A typical competition day begins in the early morning on the day of the competition. All members meet at the school. The truck and buses are loaded, and a caravan heads to the competition destination. Once at the competition site, the truck and buses are unloaded and last-minute preparations take place. The Band and Color-guard begin warm up and perform in the preliminaries.
After the performance, students change out of uniform, relax, and eat food prepared by the Band Boosters. If time allows, students and volunteers will watch the remaining Bands perform. The top 10-12 bands will move on to the finals*. Once preliminaries are complete, the Band Director will provide final performance times. The Band and Color-guard warm up and perform in the final competition. After the performance, students change out of uniform, relax, and eat snacks provided by the Band Boosters. Students are encouraged to watch all remaining band shows. Once all bands have performed in the finals, an awards ceremony takes place.
When finished, the truck and buses are loaded, and a caravan heads back to the school. Once at the school, the truck and buses are unloaded. The Band Director will release the students (typically 45 mins) after returning to Anna High School.
*In the event the band does not make finals, the truck and buses are loaded, and a caravan heads back to the school. Once at the school, the truck and buses are unloaded.

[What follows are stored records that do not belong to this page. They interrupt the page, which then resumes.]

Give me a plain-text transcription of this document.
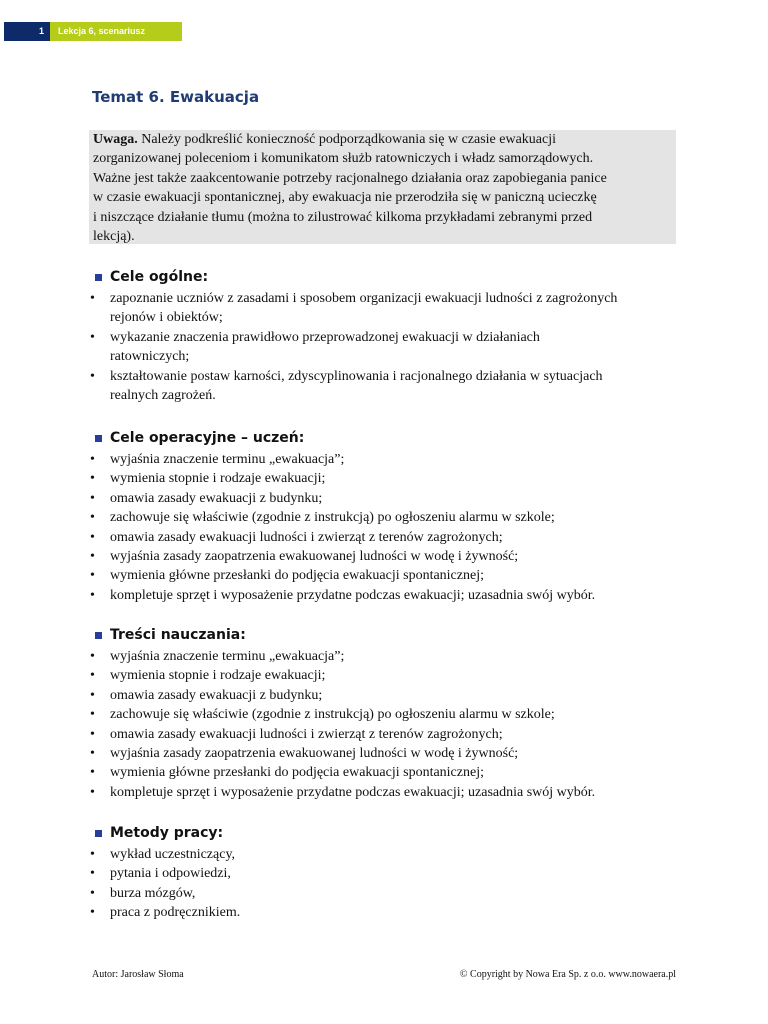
1	Lekcja 6, scenariusz
Temat 6. Ewakuacja

Uwaga. Należy podkreślić konieczność podporządkowania się w czasie ewakuacji

zorganizowanej poleceniom i komunikatom służb ratowniczych i władz samorządowych.

Ważne jest także zaakcentowanie potrzeby racjonalnego działania oraz zapobiegania panice

w czasie ewakuacji spontanicznej, aby ewakuacja nie przerodziła się w paniczną ucieczkę

i niszczące działanie tłumu (można to zilustrować kilkoma przykładami zebranymi przed

lekcją).

Cele ogólne:
• zapoznanie uczniów z zasadami i sposobem organizacji ewakuacji ludności z zagrożonych
rejonów i obiektów;
• wykazanie znaczenia prawidłowo przeprowadzonej ewakuacji w działaniach
ratowniczych;
• kształtowanie postaw karności, zdyscyplinowania i racjonalnego działania w sytuacjach
realnych zagrożeń.
Cele operacyjne – uczeń:
• wyjaśnia znaczenie terminu „ewakuacja”;
• wymienia stopnie i rodzaje ewakuacji;
• omawia zasady ewakuacji z budynku;
• zachowuje się właściwie (zgodnie z instrukcją) po ogłoszeniu alarmu w szkole;
• omawia zasady ewakuacji ludności i zwierząt z terenów zagrożonych;
• wyjaśnia zasady zaopatrzenia ewakuowanej ludności w wodę i żywność;
• wymienia główne przesłanki do podjęcia ewakuacji spontanicznej;
• kompletuje sprzęt i wyposażenie przydatne podczas ewakuacji; uzasadnia swój wybór.
Treści nauczania:
• wyjaśnia znaczenie terminu „ewakuacja”;
• wymienia stopnie i rodzaje ewakuacji;
• omawia zasady ewakuacji z budynku;
• zachowuje się właściwie (zgodnie z instrukcją) po ogłoszeniu alarmu w szkole;
• omawia zasady ewakuacji ludności i zwierząt z terenów zagrożonych;
• wyjaśnia zasady zaopatrzenia ewakuowanej ludności w wodę i żywność;
• wymienia główne przesłanki do podjęcia ewakuacji spontanicznej;
• kompletuje sprzęt i wyposażenie przydatne podczas ewakuacji; uzasadnia swój wybór.
Metody pracy:
• wykład uczestniczący,
• pytania i odpowiedzi,
• burza mózgów,
• praca z podręcznikiem.
Autor: Jarosław Słoma	© Copyright by Nowa Era Sp. z o.o. www.nowaera.pl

The Band Director will release the students (typically 45 mins) after returning to Anna High School.
What do students need to bring to competitions?
Besides their instrument and complete uniform, it is helpful to bring along a light jacket, other shoes, musical accessories such as reeds or sticks, money for food or souvenirs, and a blanket for when the nights get chilly.
Where does the band practice?
Rehearsals take place in the parking lot near the band hall. Sometimes, practice will be moved to the football stadium when the field is available. If you need a copy of the practice schedule, please contact the Band Director.
What are patches and how do I get one?
Letterman jacket patches, commonly referred to as patches, signify academic, athletic, and extracurricular accomplishments, and are traditionally worn on the sleeves of varsity jackets and letterman sweaters. Generally, you can purchase patches at the competitions. These are purchased at your own expense.